Как правило, мужчина хочет связать свою судьбу только с той, которая хорошо готовит, не отлынивает от уборки дома и не брезгует стиркой носков вручную. При этом женщине, подчеркивает портал, положено успевать заниматься самореализацией, быть умной и делать посильный вклад в семейный бюджет. В противном случае ей не избежать упреков в том, что она сидит у мужа на шее. Хозяйка на кухне, леди в гостиной и проститутка в постели — это вовсе не миф, а вполне реальное представление о хорошей жене. Некоторые также настаивают на том, чтобы будущая жена была из полной семьи или принадлежала к определенной социальной прослойке. Как ни странно, чем меньше мужчина способен дать женщине, тем больше список выдвигаемых к ней требований. И что же это, если не расчет?
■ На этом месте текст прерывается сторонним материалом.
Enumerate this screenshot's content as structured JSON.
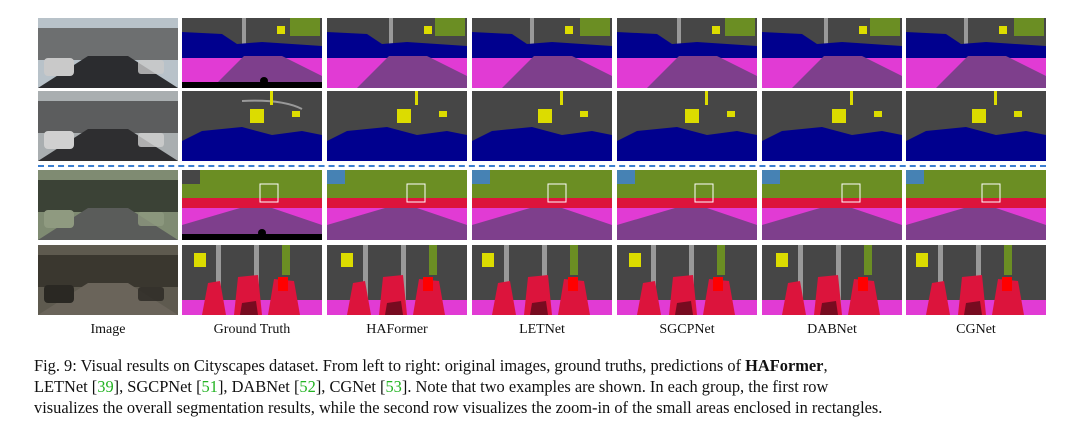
{
  "columns": [
    "Image",
    "Ground Truth",
    "HAFormer",
    "LETNet",
    "SGCPNet",
    "DABNet",
    "CGNet"
  ],
  "caption": {
    "p1": "Fig. 9: Visual results on Cityscapes dataset. From left to right: original images, ground truths, predictions of ",
    "bold": "HAFormer",
    "p2": ",",
    "p3": "LETNet [",
    "r1": "39",
    "p4": "], SGCPNet [",
    "r2": "51",
    "p5": "], DABNet [",
    "r3": "52",
    "p6": "], CGNet [",
    "r4": "53",
    "p7": "]. Note that two examples are shown. In each group, the first row",
    "line3": "visualizes the overall segmentation results, while the second row visualizes the zoom-in of the small areas enclosed in rectangles."
  },
  "colors": {
    "road": "#7e3f8c",
    "sidewalk": "#e13bd4",
    "building": "#464646",
    "car": "#00008e",
    "vegetation": "#6b8e23",
    "sign": "#dcdc00",
    "pole": "#999999",
    "sky": "#4682b4",
    "person": "#dc143c",
    "rider": "#ff0000",
    "bicycle": "#770b20",
    "divider_line": "#3b7fd1"
  }
}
Однако, передает сайт Ivona, не стоит думать, что данная статья призвана заклеймить мужчин. На самом деле, в таком расчете нет ничего дурного, ведь для счастливой семейной жизни необходимо, чтобы мировоззрения партнеров совпадали, и каждый мог выполнять приписанную ему роль. И это касается обоих полов. Если женщина выбирает в спутники жизни состоятельного мужчину, это вовсе не значит, что она меркантильная стерва — просто у нее тоже есть свои требования и запросы, которые необходимо удовлетворять.

----------


## Sanych

Ай, не согласен. Женщины в этом деле более циничны, и решают исход в пользу богатых парней.

----------


## Irina

А вот это глупость несусветная. Мы в этом плане равны. Спишь ведь с человеком и детей от него рожаешь. Деньги деньгами, но к ним нужны и отношения, иначе это не семья, когда тебе неприятны отношения интимные.

----------


## Sanych

Ну правильно, выбираешь кого побогаче и рожаешь ему, что б не делся никуда

----------


## Irina

Ну а жить потом как?  Любовника завести не выход - закопают обоих.  морщиться от отвращения  каждый раз? Не понимаю. Ведь ничего не нужно будет, ни денег ни такой семьи.

----------


## Sanych

А привычка? Кака привычка? Така привычка!

----------


## Irina

К этому невозможно привыкнуть - если нет чувств никаких, кроме любви к деньгам, не складывается такой брак никогда. Сталкивалась с этим в жизни и доводилось видеть от начала до очень быстрого и печального конца.

----------


## Sanych

Ну в этом я согласен. Видал такое. Потом обоим плевать друг на друга, а детей куда девать, уже вопрос...

----------


## Irina

Вот вот. Так что все хороши - и мужчины и женщины, которые на это идут сознательно)

----------


## HARON

Irina, ты судишь о женщинах по себе.Но не все же такие как ты. Большинство нынешних девушек пойдут на что угодно,лишь бы захомутать богатого мужика. Девичья честь нынче не в чести!

----------


## Irina

Я не сужу по себе - такие браки  быстро и плохо заканчиваются в 95% случаев.

----------


## Энрика

что-то процент слишком большой

----------